Feitelijke invulling

De feitelijke invulling van de BGT vergt een initiële inspanning waarbij draagvlak en samenwerking essentieel zijn. De data-inwinning gebeurt in regioverband, waarbij de verschillende instanties afspreken wat en hoe er geleverd wordt. De regio’s leveren deze samengevoegde bestanden vervolgens aan de “Landelijke Voorziening” , waardoor er een landelijke dekking wordt bereikt. De resulterende data zal als Open data beschikbaar komen.

Met deze initiële investering krijgen overheden en andere instellingen een kapstok om hun informatie aan op te hangen. Hier staan diverse besparingen tegenover: minder fouten en kosten voor data-inwinning en zeker ook minder afstemmingsproblemen.

Geo-standaarden belegd bij Geonovum

Voor het verwezenlijken van een duurzame geo-informatiestructuur (GII) zijn standaarden onontbeerlijk: Zij zorgen ervoor dat het wiel niet voor een tweede keer wordt uitgevonden en dat er bij uitwisseling overeenstemming is tussen beide partijen over het formaat en de betekenis van de uitgewisselde gegevens. Belangrijk daarbij is dat het open standaarden betreft. Een open standaard is voor iedereen toegankelijk en toekomstvast omdat toegang tot de standaard en beheer van de standaard bij een non-profit organisatie zijn belegd.

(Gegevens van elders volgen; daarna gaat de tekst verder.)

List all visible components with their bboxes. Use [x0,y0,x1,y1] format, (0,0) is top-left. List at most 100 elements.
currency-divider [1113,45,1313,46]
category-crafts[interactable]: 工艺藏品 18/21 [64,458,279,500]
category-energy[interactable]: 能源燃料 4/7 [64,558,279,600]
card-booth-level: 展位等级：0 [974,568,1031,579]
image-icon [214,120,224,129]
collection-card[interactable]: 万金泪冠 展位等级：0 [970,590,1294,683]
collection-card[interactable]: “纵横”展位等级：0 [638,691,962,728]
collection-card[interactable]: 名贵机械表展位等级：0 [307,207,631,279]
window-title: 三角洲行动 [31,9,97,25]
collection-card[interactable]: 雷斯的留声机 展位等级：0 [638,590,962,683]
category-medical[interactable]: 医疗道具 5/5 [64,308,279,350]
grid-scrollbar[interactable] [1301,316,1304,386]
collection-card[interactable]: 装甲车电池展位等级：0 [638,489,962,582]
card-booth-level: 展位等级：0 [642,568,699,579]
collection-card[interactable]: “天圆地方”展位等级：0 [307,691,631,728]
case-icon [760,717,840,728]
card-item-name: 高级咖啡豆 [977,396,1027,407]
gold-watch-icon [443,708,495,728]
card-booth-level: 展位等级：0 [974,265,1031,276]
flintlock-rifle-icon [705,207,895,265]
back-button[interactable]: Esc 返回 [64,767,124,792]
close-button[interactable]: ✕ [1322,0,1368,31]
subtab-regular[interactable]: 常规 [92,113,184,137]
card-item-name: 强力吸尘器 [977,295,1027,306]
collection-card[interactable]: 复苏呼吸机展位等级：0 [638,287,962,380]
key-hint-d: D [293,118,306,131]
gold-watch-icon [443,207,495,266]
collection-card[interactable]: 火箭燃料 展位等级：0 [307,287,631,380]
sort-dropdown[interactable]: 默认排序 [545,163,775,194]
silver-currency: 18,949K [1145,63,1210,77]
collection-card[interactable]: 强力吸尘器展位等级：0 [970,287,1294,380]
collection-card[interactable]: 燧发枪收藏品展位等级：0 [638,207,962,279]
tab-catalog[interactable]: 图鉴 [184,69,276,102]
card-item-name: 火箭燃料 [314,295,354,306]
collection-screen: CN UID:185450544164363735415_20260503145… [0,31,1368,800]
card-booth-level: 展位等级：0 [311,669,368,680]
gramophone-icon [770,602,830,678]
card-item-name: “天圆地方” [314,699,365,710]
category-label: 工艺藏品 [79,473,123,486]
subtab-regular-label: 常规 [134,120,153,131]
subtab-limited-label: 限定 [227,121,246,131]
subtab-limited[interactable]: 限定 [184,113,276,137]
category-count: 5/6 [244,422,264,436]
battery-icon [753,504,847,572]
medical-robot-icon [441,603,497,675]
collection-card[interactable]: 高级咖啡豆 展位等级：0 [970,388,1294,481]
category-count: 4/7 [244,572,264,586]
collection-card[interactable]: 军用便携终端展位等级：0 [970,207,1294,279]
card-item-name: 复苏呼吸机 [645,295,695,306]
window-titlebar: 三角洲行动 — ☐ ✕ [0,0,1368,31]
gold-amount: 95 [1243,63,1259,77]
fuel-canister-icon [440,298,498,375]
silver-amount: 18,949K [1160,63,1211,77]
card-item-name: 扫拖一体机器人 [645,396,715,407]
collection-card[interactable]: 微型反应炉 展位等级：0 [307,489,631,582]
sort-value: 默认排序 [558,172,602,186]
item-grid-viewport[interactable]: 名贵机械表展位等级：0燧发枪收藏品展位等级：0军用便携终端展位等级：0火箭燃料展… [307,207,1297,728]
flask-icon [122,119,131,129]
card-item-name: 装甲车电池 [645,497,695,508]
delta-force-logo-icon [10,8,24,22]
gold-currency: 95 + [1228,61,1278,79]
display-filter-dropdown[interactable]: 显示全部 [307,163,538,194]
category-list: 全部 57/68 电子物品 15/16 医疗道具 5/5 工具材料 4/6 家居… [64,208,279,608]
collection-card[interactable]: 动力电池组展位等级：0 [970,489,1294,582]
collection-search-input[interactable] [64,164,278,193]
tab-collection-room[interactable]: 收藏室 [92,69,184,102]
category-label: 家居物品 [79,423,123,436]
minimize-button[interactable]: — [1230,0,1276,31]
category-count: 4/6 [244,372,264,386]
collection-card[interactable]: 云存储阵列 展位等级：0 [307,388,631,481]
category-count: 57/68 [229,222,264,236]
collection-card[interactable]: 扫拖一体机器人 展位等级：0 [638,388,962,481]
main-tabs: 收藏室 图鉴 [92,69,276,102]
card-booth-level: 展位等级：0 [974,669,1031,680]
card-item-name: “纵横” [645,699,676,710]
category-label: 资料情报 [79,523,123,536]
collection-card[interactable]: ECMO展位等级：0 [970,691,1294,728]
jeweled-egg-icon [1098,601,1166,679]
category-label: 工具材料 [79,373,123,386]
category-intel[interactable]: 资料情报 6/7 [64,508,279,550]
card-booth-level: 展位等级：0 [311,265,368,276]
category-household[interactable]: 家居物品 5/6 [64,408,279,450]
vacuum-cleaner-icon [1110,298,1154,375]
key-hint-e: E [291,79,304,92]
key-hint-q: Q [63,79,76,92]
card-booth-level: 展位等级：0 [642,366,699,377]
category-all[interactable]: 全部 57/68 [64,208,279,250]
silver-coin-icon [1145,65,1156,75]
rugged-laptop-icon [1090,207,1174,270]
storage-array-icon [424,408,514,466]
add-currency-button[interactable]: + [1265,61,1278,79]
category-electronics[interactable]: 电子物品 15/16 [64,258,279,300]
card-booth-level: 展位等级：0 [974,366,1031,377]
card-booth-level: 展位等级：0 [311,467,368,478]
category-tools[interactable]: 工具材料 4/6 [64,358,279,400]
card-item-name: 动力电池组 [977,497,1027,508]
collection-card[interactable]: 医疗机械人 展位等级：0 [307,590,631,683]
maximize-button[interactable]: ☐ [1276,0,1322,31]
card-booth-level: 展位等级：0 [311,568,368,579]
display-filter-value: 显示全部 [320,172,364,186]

Het ontwikkelen en beheer van geo-standaarden is in Nederland ondergebracht bij Geonovum. Deze stichting zorgt ook voor de afstemming met internationale geo-standaarden. Voor Nederland zijn de ISO/TC 211, Open Geospatial Consortium (OGC) en CEN/TC 287 van belang. Deze drie internationale standaardisatie-organisaties maken technische geo-standaarden die Nederland semantisch invult.

Europese geo-informatie-infrastructuur

Geonovum neemt deel aan deze organisaties en dus aan de ontwikkeling van de internationale standaarden; mede op basis van de Europese kaderrichtlijn INSPIRE die sinds 15 mei 2007 van kracht is en leidt tot een Europese geo-informatie-infrastructuur. De invoering van INSPIRE is met een implementatiewet in de Nederlandse wet verankerd. In een notendop verplicht INSPIRE de Europese lidstaten geo-informatie over 34 thema's te voorzien van metadata, te harmoniseren en beschikbaar te stellen via services volgens leveringsvoorwaarden die het gebruik niet onnodig belemmeren. De invoeringsregels die

worden opgesteld voor standaarden zijn metagegevens, data specificaties en netwerkdiensten. De INSPIRE technical guidelines, ISO of OGC standaarden die door INSPIRE zijn voorgeschreven, of Nederlandse profielen die compliant zij, worden met het INSPIRE symbool gekenmerkt.

 

BGT vormt kern van IMGeo
Nationale publieke sectoren die te maken hebben met de GII zijn onder meer de ministeries van Infrastructuur en Milieu en Economie en Landbouw en Innovatie, waarbij de beheerstaken worden uitgevoerd door het Kadaster en de Geologische Dienst Nederland (TNO). Voor allerlei domeinen zijn al semantische standaarden ontwikkeld en in gebruik. Denk bijvoorbeeld aan IMRO (ruimtelijke ordening), IMKL (kabels en leidingen), IMKAD (kadaster), IMWA (water), en IMGeo (grootschalige topografie) (bron: www.geonovum.nl).  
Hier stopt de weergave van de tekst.